El fútbol puede comprimir dos extremos en apenas seis meses. El 15 de febrero, Tucumán Central celebraba en Catamarca el triunfo más importante de su historia. Este sábado, 195 días después, el panorama cambió drásticamente: empató 2-2 ante Boca Unidos de Corrientes, por la sexta fecha de la Zona A de la Reválida, y quedó al borde del abismo.

El equipo de Villa Alem necesitaba ganar para sostener con firmeza sus chances de salvación. Luchó hasta el final, buscó el gol aun en inferioridad numérica y terminó con dos marcadores centrales jugando como delanteros improvisados. No alcanzó para la victoria. Cuando el árbitro santiagueño Francisco Acosta señaló el final, varios futbolistas quedaron tendidos sobre el césped con la desazón a cuestas, mientras desde las tribunas bajaban los aplausos de la gente que acompañó al equipo en sus presentaciones como local.

Tucumán Central todavía deberá visitar a Sarmiento en Resistencia y recibir a Sportivo Las Parejas antes de quedar libre en la última fecha. Sin embargo, su margen de maniobra es mínimo: el equipo quedó pendiendo de un hilo y necesita que hoy se alineen tres resultados a su favor para no quedar matemáticamente condenado antes del cierre de la fase.

La tarde comenzó complicada para Tucumán Central.
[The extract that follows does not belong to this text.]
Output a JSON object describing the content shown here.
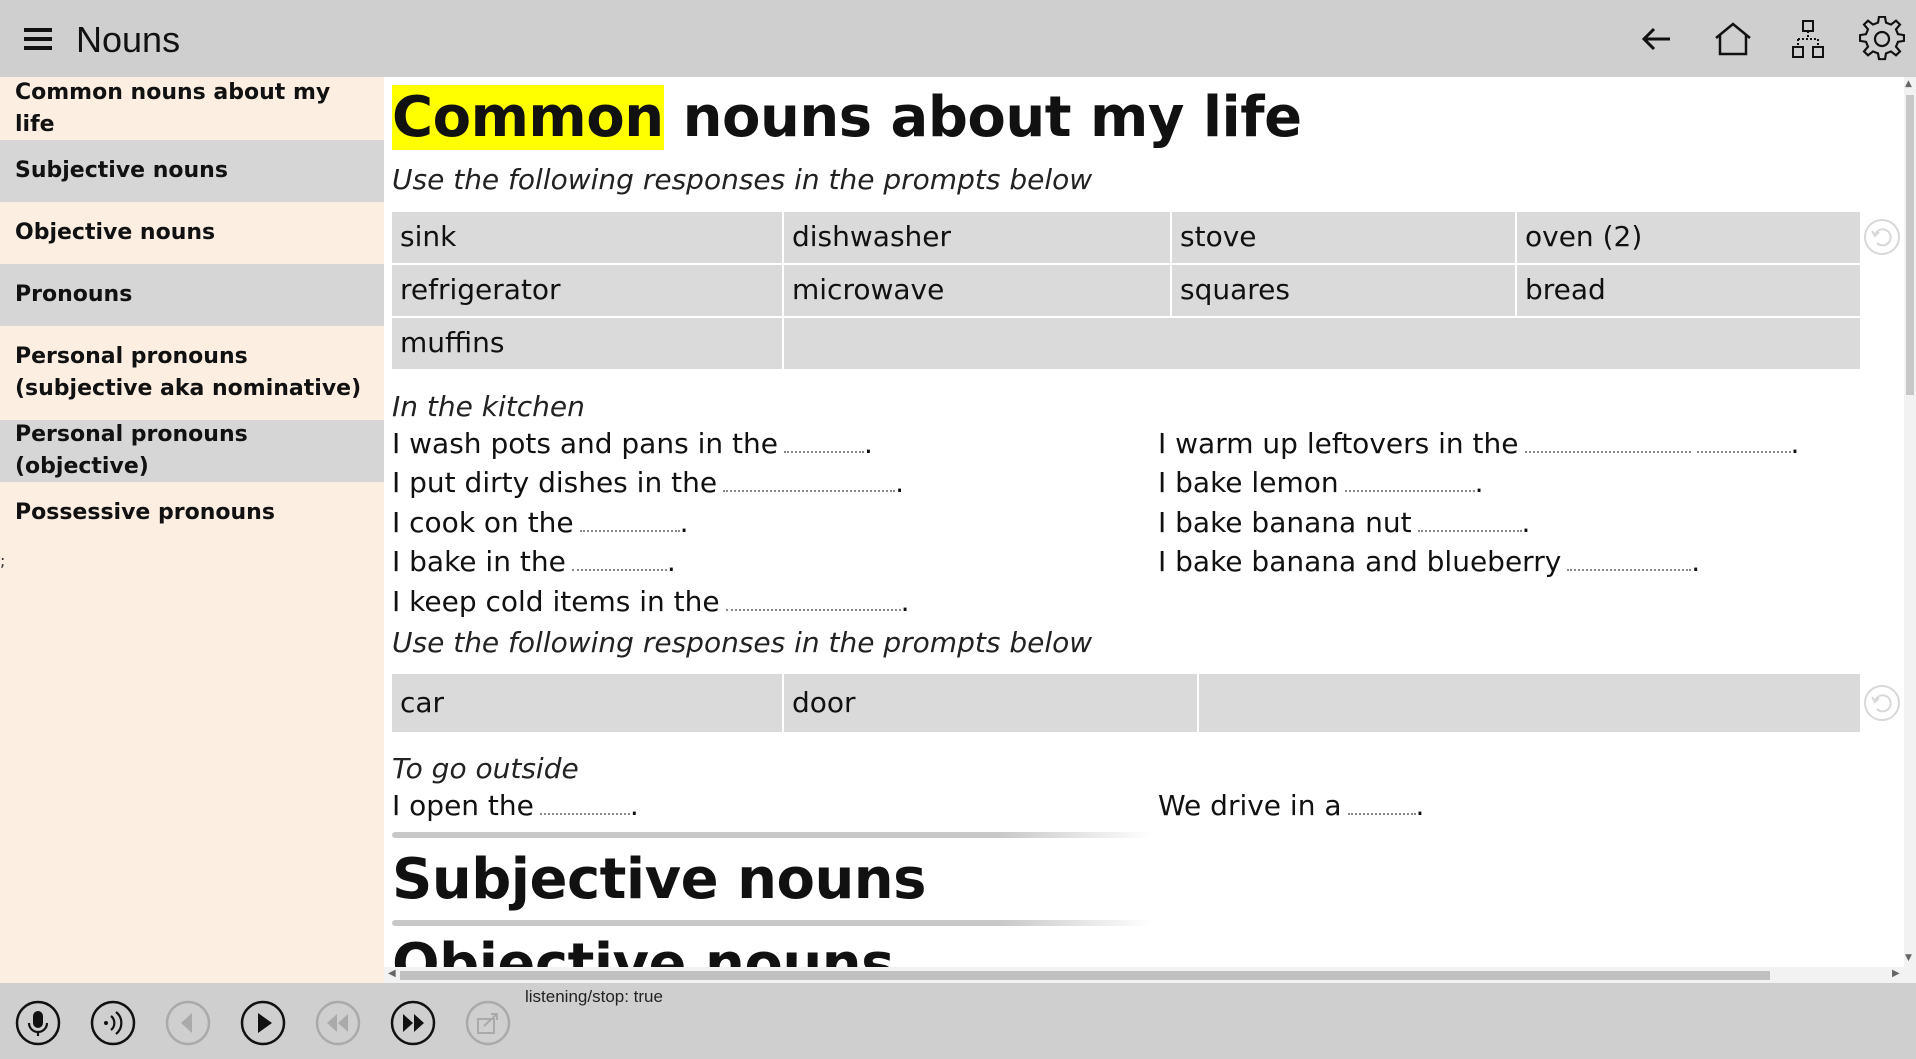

Boca Unidos se puso en ventaja a los seis minutos con un golazo de Tiago Villanueva, pero el local reaccionó rápido y alcanzó el empate a los 20’ por intermedio de Matías Smith. Sin embargo, antes del descanso, Agustín Alfano volvió a adelantar a los correntinos y estableció el 2-1.

Obligado a sumar, el equipo dirigido por Walter Arrieta y Sergio Décima salió con otra actitud al complemento y encontró el 2-2 a los 64 minutos gracias a Carlos Cisneros. Cuando parecía que podía ir por el triunfo, Felipe Estrada fue expulsado a los 73’ y dejó a Tucumán Central con 10 jugadores, en un tramo en el que debió asumir todavía más riesgos.

En el cierre, el local buscó la victoria con lo que tenía a mano e incluso terminó con Patricio Krupoviesa y Francisco Gramajo, ambos defensores, jugando prácticamente como delanteros. El empuje no alcanzó y Boca Unidos también tuvo chances de contragolpe, pero el marcador no volvió a moverse. El 2-2 dejó a Tucumán Central en una situación muy comprometida y casi sin margen de error en la pelea por la permanencia.